Sketchbooks are personal journeys so feel free to draw, paint, write, and even scrapbook inspirational references into your sketchbook. There are no rules except Never tear out pages, you do not want to deny yourself the wonder of your artistic journey and seeing your own growth and progress. Also, you never know when you may revisit themes and ideas!
What to draw? Well, the answer is both easy and hard...draw anything, even if you think you cannot, try, practice makes perfect. I recommend that you explore some on line sketchbook resources like the following:
The 19th century artists of the Impressionist movement would draw and paint everyday life around them. The works of Monet, Renoir, and Van Gogh may look exotic to us, but I assure you they were every day to them because that was life in 19th century France. It is important to note that Van Gogh wrote many times to his brother Theo that as he was painting in the beautiful Arles region of the south of France he liked to imagine himself in Japan! Imagine that!
Here are some of my latest works from my sketchbooks. Currently, I am keeping two sketchbooks because I have one for field sketching and the other for references and ideas. That is because I am doing a great deal of biking around where I live and trying to improve my landscape painting skills. That is a personal goal for me this summer...do you have something you would like to focus on? If yes, terrific! Share what it is. If not, that is fine, just draw what inspires you and think about what does inspire you. Remember drawing is both an expressive and reflective process.
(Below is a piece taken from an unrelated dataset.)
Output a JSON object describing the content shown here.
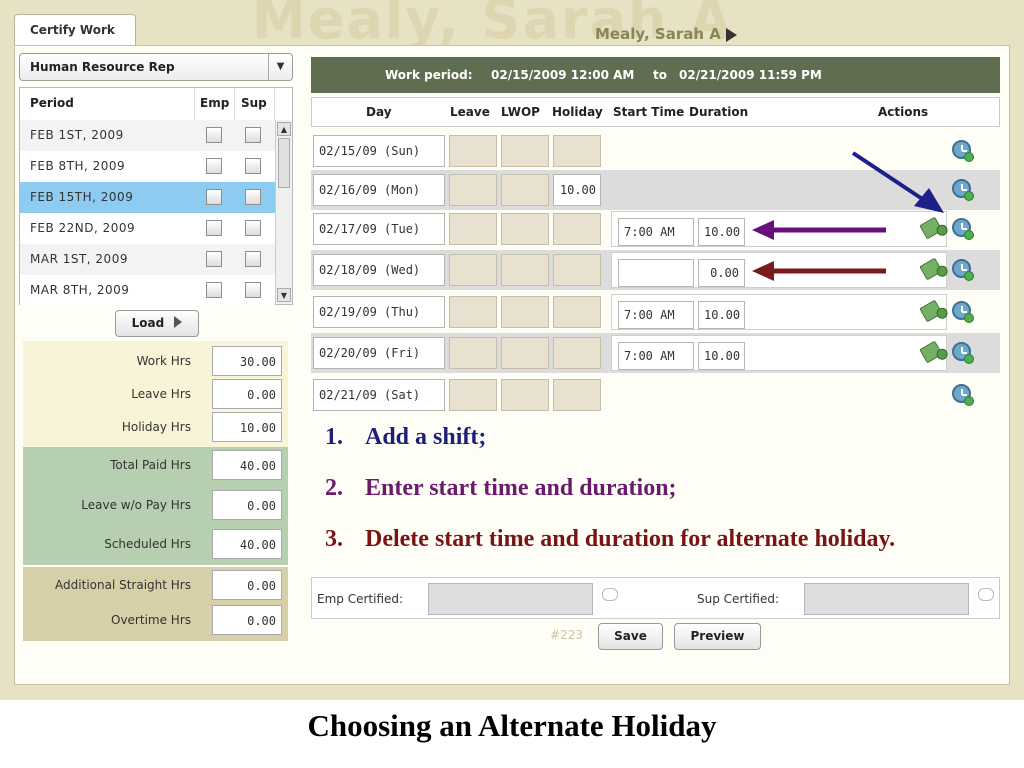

One note of caution! Do not compare yourself to me or any other artist just look and learn. That is the great aspect of art, every person's journey is original and your own...practice only makes you better at being you...so keeping being the best you can be and look, think, and draw!
Summer Sketchbook: Week Two
For this week, think about creating two images of the same subject in two different mediums as seen here. Think about what each medium can help you, as the artist, emphasize about the subject. Then ask yourself the next time you go sketching, what element of art (color, line, shape, texture, value, space, form) is most prominent and which medium will help me highlight that. This way you will being to intelligently discern which medium to use when and for what subject.